Boarding was easy – maybe too easy. Or maybe I’m comparing it with flying! On board the “Pacific Jewel”. We’ve apparently been up-graded to level 9 instead of level 5. Sailed out of the harbour in rain –pity. Nice cabin – sorry, suite. I feel the cares of school flowing away almost immediately.
Still overcast. The rhythm of the ship has become quite soothing. The “late breakfast” in the buffet. Dinner at the restaurant. Sitting in the atrium. The show at night. But I’m not in my usual travelling mood. When we get to The Isle of Pines I don’t go ashore. I look out at the island and I think ”It’s not as beautiful as Tahiti.” That’s not a fair comparison, and I know it. But I’ve developed travel lethargy. It just seems too much trouble to get into the tender and go to an island to be disappointed. (A few years later I go on another cruise and it’s one of the most beautiful islands I’ve seen)
I decide to go off the ship at the next island – an island belonging to Vanuatu called Mystery Island. It’s uninhabited, but the people from the “Big” island go over and set up stalls. It was very pretty – albeit very touristy. Lots of photo ops. Gorgeous kids with enormous brown eyes and wide grins.
I’d recovered from the lethargy a bit, and so decided to get the shuttle into Vila when we docked. There was a line of them waiting – a queue all the way up the hill. As we exited the gate we were surrounded by people trying to entice us into their bus. No orderly sense of first person into the first bus!
Eventually we squash into one bus and off we go. We are dumped out into the middle of what looks like a tiny town – the roads are all potholed and filled with water from the recent downpour. We look for a café – find a little shop that makes us a nescafe with too much milk, and then wander the streets.
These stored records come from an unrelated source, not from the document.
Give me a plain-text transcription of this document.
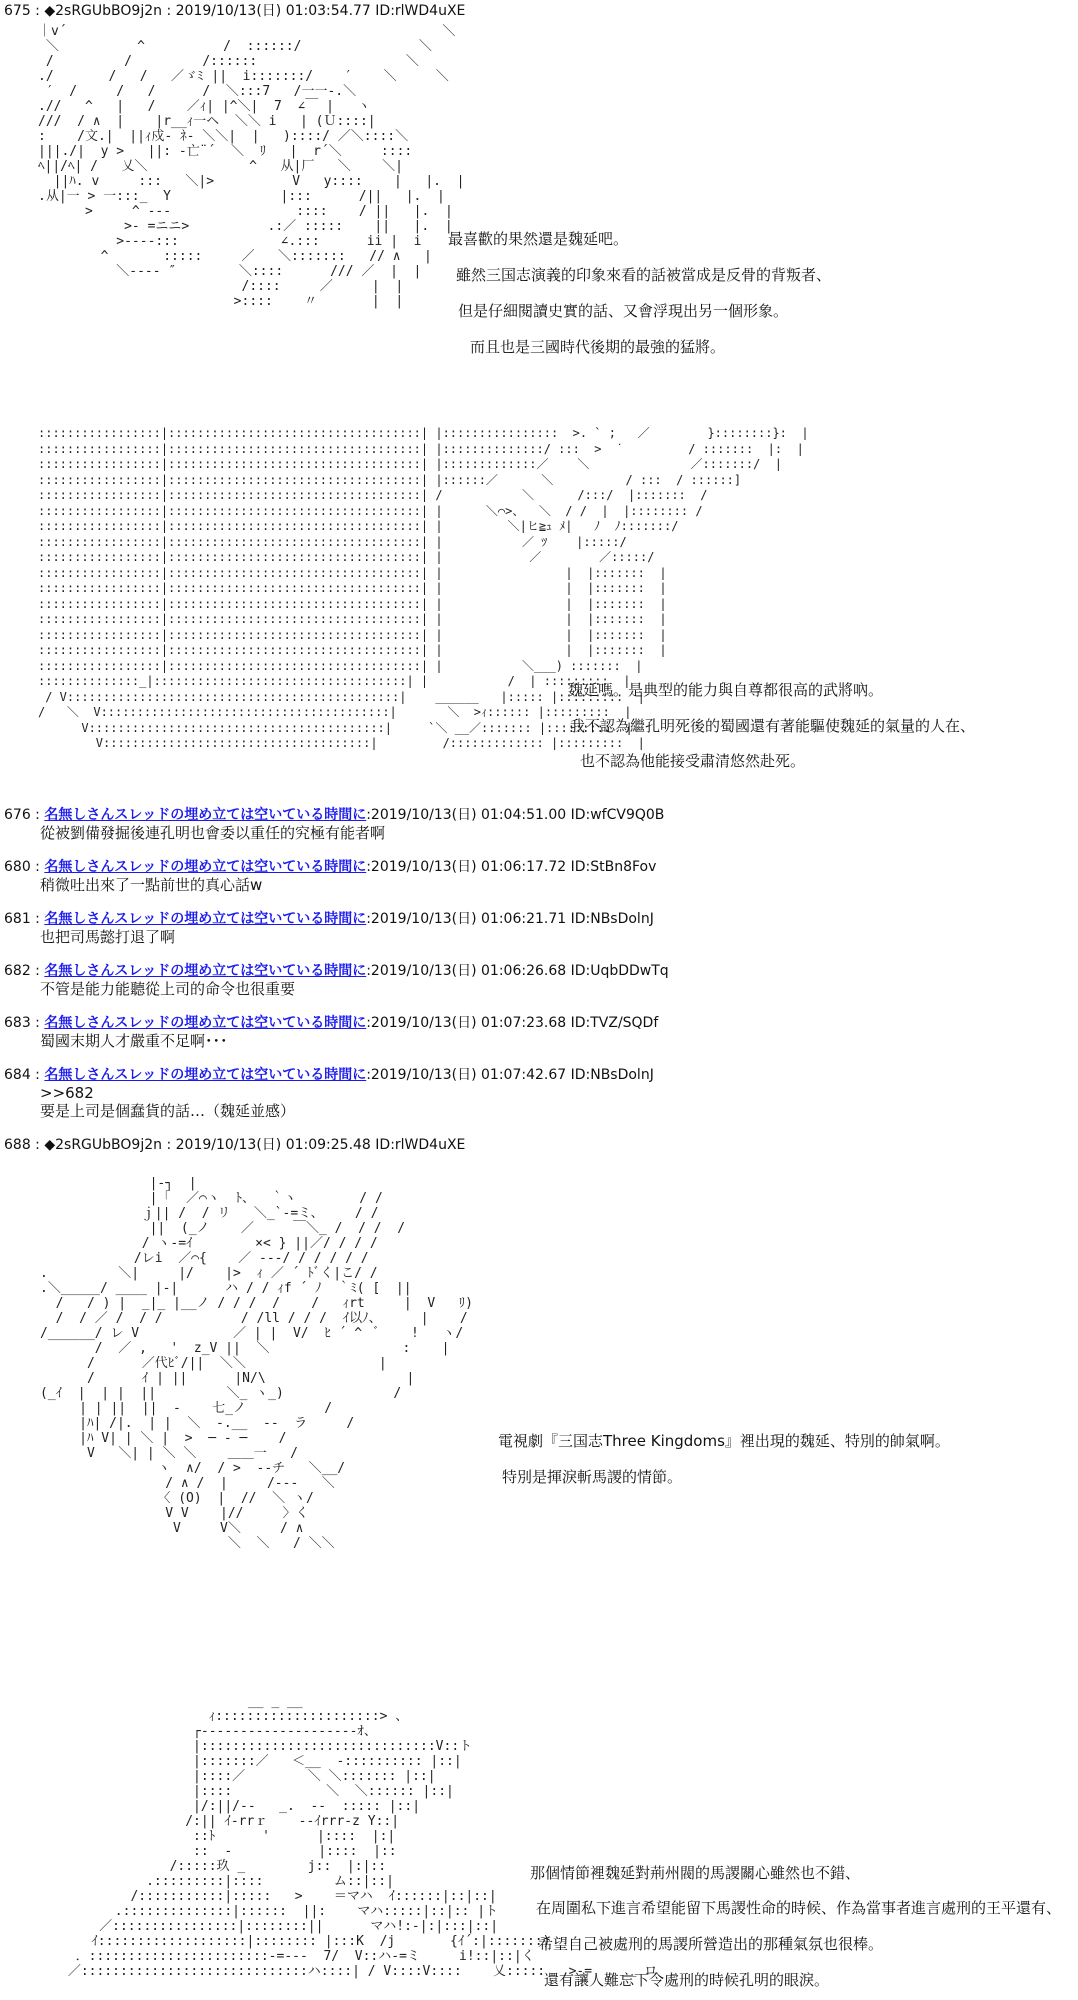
675 : ◆2sRGUbBO9j2n : 2019/10/13(日) 01:03:54.77 ID:rlWD4uXE
｜v´                                                ＼
＼          ^          /  ::::::/               ＼
/         /         /::::::                   ＼
./       /   /   ／ゞﾐ ||  i:::::::/    ′    ＼     ＼
′  /     /   /      /  ＼:::7   /一一-.＼
.//   ^   |   /    ／ｨ| |^＼|  7  ∠￣ |   ヽ
///  / ∧  |    |r__ｨ一ヘ  ＼＼ i   | (Ｕ::::|
:    /文.|  ||ｨ戍‐ ﾈ‐ ＼＼|  |   )::::/ ／＼::::＼
|||./|  y >   ||: ‐亡¨´  ＼  ﾘ   |  r´＼     ::::
ﾍ||/ﾍ| /   乂＼             ^   从|厂   ＼    ＼|
||ﾊ. v     :::   ＼|>          V   y::::    |   |.  |
.从|一 > 一:::_  Y              |:::      /||   |.  |
>     ^ ‐‐‐                ::::    / ||   |.  |
>‐ =ニニ>          .:／ :::::    ||   |.  |
>‐‐‐‐:::             ∠.:::      ii |  i
^       :::::     ／   ＼:::::::   // ∧   |
＼‐‐‐‐ ″        ＼::::      /// ／  |  |
/::::     ／     |  |
>::::    〃       |  |
最喜歡的果然還是魏延吧。
雖然三国志演義的印象來看的話被當成是反骨的背叛者、
但是仔細閱讀史實的話、又會浮現出另一個形象。
而且也是三國時代後期的最強的猛將。
:::::::::::::::::|:::::::::::::::::::::::::::::::::::| |::::::::::::::::  >. ` ;   ／        }::::::::}:  |
:::::::::::::::::|:::::::::::::::::::::::::::::::::::| |::::::::::::::/ :::  >  ˙         / :::::::  |:  |
:::::::::::::::::|:::::::::::::::::::::::::::::::::::| |:::::::::::::／    ＼              ／:::::::/  |
:::::::::::::::::|:::::::::::::::::::::::::::::::::::| |::::::／      ＼          / :::  / ::::::]
:::::::::::::::::|:::::::::::::::::::::::::::::::::::| /           ＼      /:::/  |:::::::  /
:::::::::::::::::|:::::::::::::::::::::::::::::::::::| |      ＼⌒>、  ＼  / /  |  |:::::::: /
:::::::::::::::::|:::::::::::::::::::::::::::::::::::| |         ＼|ヒ≧ｭ ﾒ|   ﾉ  ﾉ:::::::/
:::::::::::::::::|:::::::::::::::::::::::::::::::::::| |           ／ ﾂ    |:::::/
:::::::::::::::::|:::::::::::::::::::::::::::::::::::| |            ／        ／:::::/
:::::::::::::::::|:::::::::::::::::::::::::::::::::::| |                 |  |:::::::  |
:::::::::::::::::|:::::::::::::::::::::::::::::::::::| |                 |  |:::::::  |
:::::::::::::::::|:::::::::::::::::::::::::::::::::::| |                 |  |:::::::  |
:::::::::::::::::|:::::::::::::::::::::::::::::::::::| |                 |  |:::::::  |
:::::::::::::::::|:::::::::::::::::::::::::::::::::::| |                 |  |:::::::  |
:::::::::::::::::|:::::::::::::::::::::::::::::::::::| |                 |  |:::::::  |
:::::::::::::::::|:::::::::::::::::::::::::::::::::::| |           ＼___) :::::::  |
::::::::::::::_|:::::::::::::::::::::::::::::::::::| |           /  | :::::::::  |
/ V::::::::::::::::::::::::::::::::::::::::::::::|    ______   |::::: |:::::::::  |
/   ＼  V::::::::::::::::::::::::::::::::::::::::|       ＼  >ｨ:::::: |:::::::::  |
V:::::::::::::::::::::::::::::::::::::::::|     `＼ __／::::::: |:::::::::  |
V:::::::::::::::::::::::::::::::::::::|         /::::::::::::: |:::::::::  |
魏延嗎。是典型的能力與自尊都很高的武將吶。
我不認為繼孔明死後的蜀國還有著能驅使魏延的氣量的人在、
也不認為他能接受肅清悠然赴死。
676 : 名無しさんスレッドの埋め立ては空いている時間に:2019/10/13(日) 01:04:51.00 ID:wfCV9Q0B
從被劉備發掘後連孔明也會委以重任的究極有能者啊
680 : 名無しさんスレッドの埋め立ては空いている時間に:2019/10/13(日) 01:06:17.72 ID:StBn8Fov
稍微吐出來了一點前世的真心話w
681 : 名無しさんスレッドの埋め立ては空いている時間に:2019/10/13(日) 01:06:21.71 ID:NBsDolnJ
也把司馬懿打退了啊
682 : 名無しさんスレッドの埋め立ては空いている時間に:2019/10/13(日) 01:06:26.68 ID:UqbDDwTq
不管是能力能聽從上司的命令也很重要
683 : 名無しさんスレッドの埋め立ては空いている時間に:2019/10/13(日) 01:07:23.68 ID:TVZ/SQDf
蜀國末期人才嚴重不足啊･･･
684 : 名無しさんスレッドの埋め立ては空いている時間に:2019/10/13(日) 01:07:42.67 ID:NBsDolnJ
>>682
要是上司是個蠢貨的話…（魏延並感）
688 : ◆2sRGUbBO9j2n : 2019/10/13(日) 01:09:25.48 ID:rlWD4uXE
|‐┐  |
|「  ／⌒ヽ  ﾄ、  ｀ヽ        / /
ｊ|| /  / リ   ＼_`‐=ミ、    / /
||  (_ノ    ／     ￣＼_ /  / /  /
/ ヽ‐=ｲ        ×< } ||／/ / / /
/レi  ／⌒{    ／ ‐‐‐/ / / / / /
.         ＼|     |/    |>  ｨ ／ ´ ﾄﾞく|こ/ /
.＼_____/ ____ |‐|      ハ / / ｨf ´ ﾉ  ｀ﾐ( [  ||
/   / ) |  _|_ |__ノ / / /  /    /   ｨrt     |  V   ﾘ)
/  / ／ /  / /          / /ll / / /  ｲ以ﾉ、     |    /
/______/ レ V            ／ | |  V/  ﾋ ´ ^  ﾞ    !   ヽ/
/  ／ ,   '  z_V ||  ＼                 :    |
/      ／代ﾋﾞ/||  ＼＼                 |
/      ｲ | ||      |N/\                  |
(_ｲ  |  | |  ||         ＼_ ヽ_)              /
| | ||  ||  ‐    七_ノ          /
|ﾊ| /|.  | |  ＼  ‐.__  ‐‐  ラ     /
|ﾊ V| | ＼ |  >  ─ ‐ ─    /
V   ＼| | ＼ ＼    ＿＿一   /
ヽ  ∧/  / >  ‐‐チ   ＼__/
/ ∧ /  |     /‐‐‐   ＼
〈 (O)  |  //  ＼ ヽ/
V V    |//     〉く
V     V＼     / ∧
＼  ＼   / ＼＼
電視劇『三国志Three Kingdoms』裡出現的魏延、特別的帥氣啊。
特別是揮淚斬馬謖的情節。
__ _ __
ｨ:::::::::::::::::::::> 、
┌‐‐‐‐‐‐‐‐‐‐‐‐‐‐‐‐‐‐‐‐ｵ、
|::::::::::::::::::::::::::::::V::ト
|:::::::／   ＜__  ‐:::::::::: |::|
|::::／        ＼ ＼::::::: |::|
|::::            ＼  ＼:::::: |::|
|/:||/‐‐   _.  ‐‐  ::::: |::|
/:|| ｲ‐rrｒ    ‐‐ｲrrr‐z Y::|
::ﾄ      '      |::::  |:|
::  ‐           |::::  |::
/:::::玖 _        j::  |:|::
.:::::::::|::::         ム::|::|
/:::::::::::|:::::   >    ＝マハ  ｲ::::::|::|::|
.::::::::::::::|::::::  ||:    マハ:::::|::|:: |ト
／::::::::::::::::|::::::::||      マハ!:‐|:|:::|::|
ｲ:::::::::::::::::::|:::::::: |:::K  /j       {ｲ´:|:::::::)
．:::::::::::::::::::::::‐=‐‐‐  7/  V::ハ‐=ミ     i!::|::|く
／:::::::::::::::::::::::::::::ハ::::| / V::::V::::    乂:::::   >‐=    ＿ ロ
那個情節裡魏延對荊州閥的馬謖關心雖然也不錯、
在周圍私下進言希望能留下馬謖性命的時候、作為當事者進言處刑的王平還有、
希望自己被處刑的馬謖所營造出的那種氣氛也很棒。
還有讓人難忘下令處刑的時候孔明的眼淚。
The shops are mostly poor until we come to the big Duty Free Emporiums. All the booze, cigarettes and gadgets you could ever want. Finally I found a lovely gift shop, and I buy a pearl pendant for E, and a white stone statue for myself. In a short time we are back in the shuttle bus and back on the ship. I’m disappointed – I know people who love Vanuatu, and some who love Vila. There must be more to it, I think.
Our stop in Noumea has been cancelled, due to a cyclone forming somewhere, so our last stop is the island of Lifou – which belongs to New Caledonia. I get off here as well, and it is
also pretty. I wander around – it seems strange to hear the people speaking French
Etnically they seem to be the same people as in Vanuatiu.
The Cruise has been very relaxing. I’d classify this trip as a much needed holiday.